Sebbene la proposta sia ancora in fase di esame parlamentare, il provvedimento rappresenta un passo decisivo verso l'eliminazione del fumo negli spazi sociali all'aperto. Le terrazze, a lungo considerate l'ultimo rifugio per i fumatori, diventerebbero luoghi vietati al fumo, indipendentemente dal fatto che siano chiuse, parzialmente coperte o completamente all'aperto.

Il divieto si applicherebbe non solo alle sigarette tradizionali, ma anche alle sigarette elettroniche, ai dispositivi a tabacco riscaldato, ai narghilè e ad altre alternative al fumo. Il governo sostiene che questi nuovi prodotti pongono problemi di salute pubblica simili e dovrebbero essere regolamentati allo stesso modo.
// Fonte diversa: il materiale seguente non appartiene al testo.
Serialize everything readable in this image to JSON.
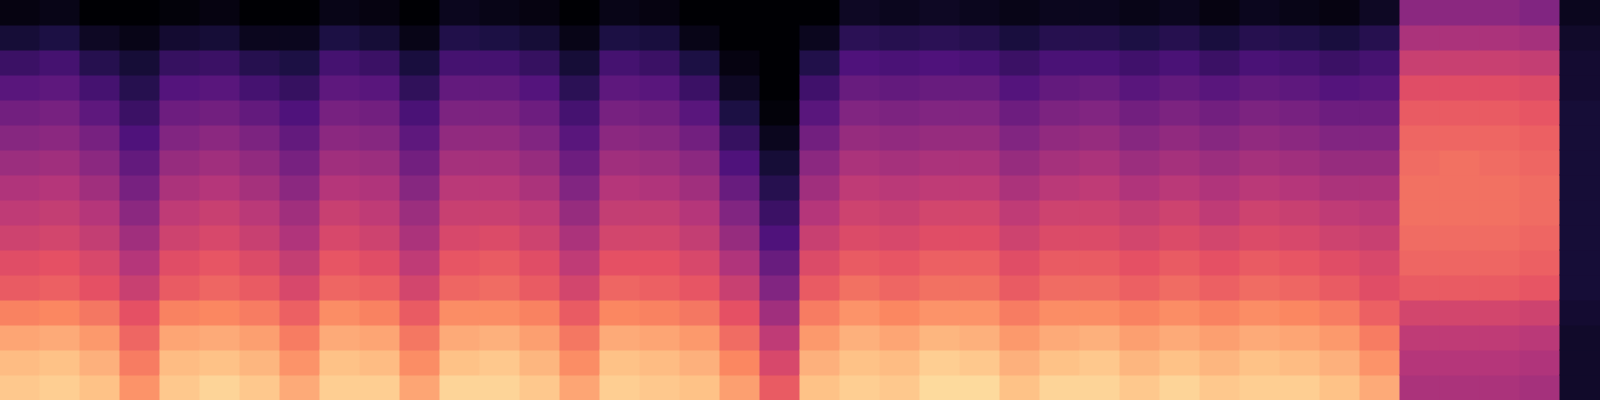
{
  "chart_data": {
    "type": "heatmap",
    "color": "magma",
    "tick_labels": false,
    "color_range": [
      -80,
      0
    ],
    "cells": [
      [
        -9,
        -11,
        -15,
        -21,
        -28,
        -31,
        -35,
        -38,
        -41,
        -45,
        -49,
        -53,
        -58,
        -64,
        -72,
        -78
      ],
      [
        -8,
        -10,
        -14,
        -20,
        -27,
        -30,
        -34,
        -37,
        -40,
        -44,
        -48,
        -52,
        -57,
        -62,
        -70,
        -77
      ],
      [
        -10,
        -13,
        -17,
        -23,
        -30,
        -33,
        -37,
        -40,
        -44,
        -48,
        -52,
        -57,
        -62,
        -68,
        -75,
        -80
      ],
      [
        -18,
        -22,
        -26,
        -30,
        -36,
        -40,
        -44,
        -48,
        -52,
        -56,
        -60,
        -64,
        -68,
        -72,
        -77,
        -80
      ],
      [
        -9,
        -11,
        -15,
        -21,
        -28,
        -31,
        -35,
        -38,
        -42,
        -46,
        -50,
        -54,
        -59,
        -65,
        -73,
        -79
      ],
      [
        -7,
        -10,
        -14,
        -20,
        -26,
        -29,
        -33,
        -36,
        -40,
        -44,
        -48,
        -53,
        -58,
        -64,
        -72,
        -78
      ],
      [
        -9,
        -12,
        -16,
        -22,
        -28,
        -32,
        -36,
        -39,
        -43,
        -47,
        -51,
        -56,
        -62,
        -68,
        -76,
        -80
      ],
      [
        -14,
        -18,
        -22,
        -27,
        -33,
        -37,
        -41,
        -44,
        -48,
        -52,
        -56,
        -60,
        -65,
        -70,
        -76,
        -80
      ],
      [
        -8,
        -10,
        -14,
        -19,
        -26,
        -29,
        -33,
        -36,
        -40,
        -44,
        -48,
        -52,
        -57,
        -62,
        -70,
        -77
      ],
      [
        -8,
        -11,
        -15,
        -21,
        -27,
        -31,
        -35,
        -38,
        -41,
        -45,
        -49,
        -53,
        -58,
        -64,
        -72,
        -78
      ],
      [
        -15,
        -19,
        -23,
        -28,
        -34,
        -38,
        -42,
        -45,
        -49,
        -53,
        -57,
        -61,
        -66,
        -71,
        -77,
        -80
      ],
      [
        -7,
        -10,
        -14,
        -19,
        -26,
        -29,
        -33,
        -36,
        -39,
        -43,
        -47,
        -51,
        -56,
        -62,
        -69,
        -76
      ],
      [
        -7,
        -9,
        -13,
        -19,
        -25,
        -28,
        -32,
        -36,
        -39,
        -43,
        -47,
        -51,
        -56,
        -62,
        -70,
        -77
      ],
      [
        -9,
        -12,
        -16,
        -21,
        -28,
        -31,
        -35,
        -38,
        -42,
        -46,
        -50,
        -54,
        -59,
        -65,
        -72,
        -78
      ],
      [
        -15,
        -19,
        -23,
        -28,
        -34,
        -38,
        -42,
        -46,
        -50,
        -54,
        -58,
        -62,
        -67,
        -72,
        -77,
        -80
      ],
      [
        -8,
        -10,
        -14,
        -20,
        -26,
        -30,
        -34,
        -37,
        -40,
        -44,
        -48,
        -52,
        -57,
        -62,
        -70,
        -77
      ],
      [
        -9,
        -11,
        -15,
        -21,
        -27,
        -30,
        -34,
        -37,
        -41,
        -45,
        -49,
        -53,
        -58,
        -64,
        -71,
        -78
      ],
      [
        -10,
        -13,
        -17,
        -23,
        -29,
        -33,
        -37,
        -40,
        -44,
        -48,
        -53,
        -58,
        -64,
        -70,
        -77,
        -80
      ],
      [
        -16,
        -20,
        -25,
        -30,
        -36,
        -41,
        -46,
        -50,
        -55,
        -60,
        -65,
        -70,
        -75,
        -78,
        -80,
        -80
      ],
      [
        -28,
        -33,
        -38,
        -44,
        -50,
        -55,
        -60,
        -64,
        -68,
        -72,
        -76,
        -79,
        -80,
        -80,
        -80,
        -80
      ],
      [
        -10,
        -13,
        -17,
        -22,
        -28,
        -32,
        -36,
        -40,
        -44,
        -48,
        -53,
        -58,
        -63,
        -69,
        -76,
        -80
      ],
      [
        -8,
        -10,
        -13,
        -18,
        -24,
        -28,
        -32,
        -35,
        -38,
        -42,
        -46,
        -50,
        -55,
        -60,
        -67,
        -75
      ],
      [
        -9,
        -11,
        -15,
        -20,
        -26,
        -29,
        -33,
        -36,
        -39,
        -43,
        -47,
        -51,
        -56,
        -61,
        -68,
        -76
      ],
      [
        -6,
        -8,
        -12,
        -18,
        -24,
        -27,
        -31,
        -34,
        -38,
        -42,
        -46,
        -50,
        -55,
        -60,
        -67,
        -75
      ],
      [
        -6,
        -9,
        -13,
        -18,
        -24,
        -27,
        -31,
        -34,
        -38,
        -42,
        -46,
        -50,
        -55,
        -61,
        -68,
        -76
      ],
      [
        -10,
        -13,
        -17,
        -22,
        -28,
        -31,
        -35,
        -38,
        -42,
        -46,
        -50,
        -54,
        -59,
        -64,
        -71,
        -77
      ],
      [
        -7,
        -10,
        -14,
        -19,
        -25,
        -28,
        -32,
        -35,
        -39,
        -43,
        -47,
        -51,
        -56,
        -61,
        -68,
        -76
      ],
      [
        -7,
        -9,
        -13,
        -19,
        -25,
        -28,
        -32,
        -35,
        -38,
        -42,
        -46,
        -50,
        -55,
        -61,
        -68,
        -76
      ],
      [
        -9,
        -12,
        -16,
        -21,
        -27,
        -30,
        -34,
        -37,
        -41,
        -45,
        -49,
        -53,
        -58,
        -63,
        -70,
        -77
      ],
      [
        -7,
        -10,
        -14,
        -19,
        -25,
        -28,
        -32,
        -35,
        -39,
        -43,
        -47,
        -51,
        -56,
        -61,
        -68,
        -76
      ],
      [
        -9,
        -12,
        -16,
        -21,
        -27,
        -30,
        -34,
        -38,
        -41,
        -45,
        -49,
        -53,
        -58,
        -64,
        -71,
        -78
      ],
      [
        -8,
        -10,
        -14,
        -19,
        -25,
        -28,
        -32,
        -35,
        -39,
        -43,
        -47,
        -51,
        -56,
        -61,
        -68,
        -76
      ],
      [
        -8,
        -11,
        -15,
        -20,
        -26,
        -29,
        -33,
        -36,
        -40,
        -44,
        -48,
        -52,
        -57,
        -62,
        -69,
        -77
      ],
      [
        -10,
        -13,
        -17,
        -22,
        -28,
        -31,
        -35,
        -38,
        -42,
        -46,
        -50,
        -54,
        -59,
        -64,
        -71,
        -78
      ],
      [
        -14,
        -18,
        -22,
        -27,
        -31,
        -33,
        -36,
        -39,
        -42,
        -46,
        -50,
        -54,
        -58,
        -62,
        -68,
        -75
      ],
      [
        -42,
        -40,
        -38,
        -34,
        -28,
        -26,
        -25,
        -24,
        -24,
        -25,
        -26,
        -28,
        -31,
        -36,
        -42,
        -48
      ],
      [
        -42,
        -40,
        -38,
        -34,
        -28,
        -26,
        -25,
        -24,
        -24,
        -24,
        -26,
        -28,
        -31,
        -36,
        -42,
        -48
      ],
      [
        -42,
        -40,
        -38,
        -34,
        -28,
        -26,
        -25,
        -24,
        -24,
        -25,
        -26,
        -28,
        -31,
        -36,
        -42,
        -48
      ],
      [
        -43,
        -41,
        -39,
        -35,
        -29,
        -27,
        -26,
        -25,
        -25,
        -26,
        -27,
        -29,
        -32,
        -37,
        -43,
        -50
      ],
      [
        -74,
        -74,
        -74,
        -73,
        -72,
        -72,
        -72,
        -72,
        -72,
        -72,
        -72,
        -72,
        -73,
        -73,
        -74,
        -76
      ]
    ]
  }
}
In base al disegno di legge, il fumo sarebbe vietato anche nelle piscine pubbliche, nei parchi, nei parchi giochi, nei campus universitari, nelle pensiline degli autobus e nelle stazioni ferroviarie. Verrebbe istituito un perimetro di 15 metri senza fumo attorno a ospedali, scuole e centri comunitari. Anche concerti all'aperto, festival e altri eventi pubblici rientrerebbero nelle restrizioni ampliate.

Inoltre, il disegno di legge prevede il divieto assoluto di vendita di sigarette elettroniche monouso. I funzionari citano come ragioni principali il danno ambientale e la crescente popolarità delle sigarette elettroniche usa e getta tra gli adolescenti. Ai produttori verrebbe concesso un periodo di transizione di un anno per vendere le scorte rimanenti e adeguare le proprie linee di prodotti.

Il mancato rispetto delle nuove norme potrebbe comportare sanzioni fino a 600,000 euro nei casi più gravi. Gli esercizi commerciali sarebbero obbligati per legge ad esporre una chiara segnaletica che informi i clienti del divieto e le responsabilità di far rispettare le norme si estenderebbero sia ai privati ​​che alle aziende.

La bozza inasprisce anche i limiti alla pubblicità e alla promozione del tabacco. Sponsorizzazioni, omaggi, sconti e visibilità del marchio durante eventi o sulle terrazze verrebbero eliminati, nel tentativo di allontanare ulteriormente il tabacco dalle attività ricreative e dalla cultura giovanile.

Ora inizia una fase di consultazione pubblica, che consentirà ai governi regionali, alle associazioni industriali e ai cittadini di fornire feedback. Il Ministero della Salute rivedrà quindi il testo prima di rinviarlo al Consiglio dei Ministri. L'approvazione definitiva richiederà il voto sia del Congresso che del Senato.

Sebbene le associazioni del settore alberghiero abbiano già espresso forti obiezioni, si prevede che l'iter legislativo richiederà diversi mesi. Per ora, il futuro del fumo all'aperto in Spagna rimane nelle mani dei legislatori, ma la direzione è chiara.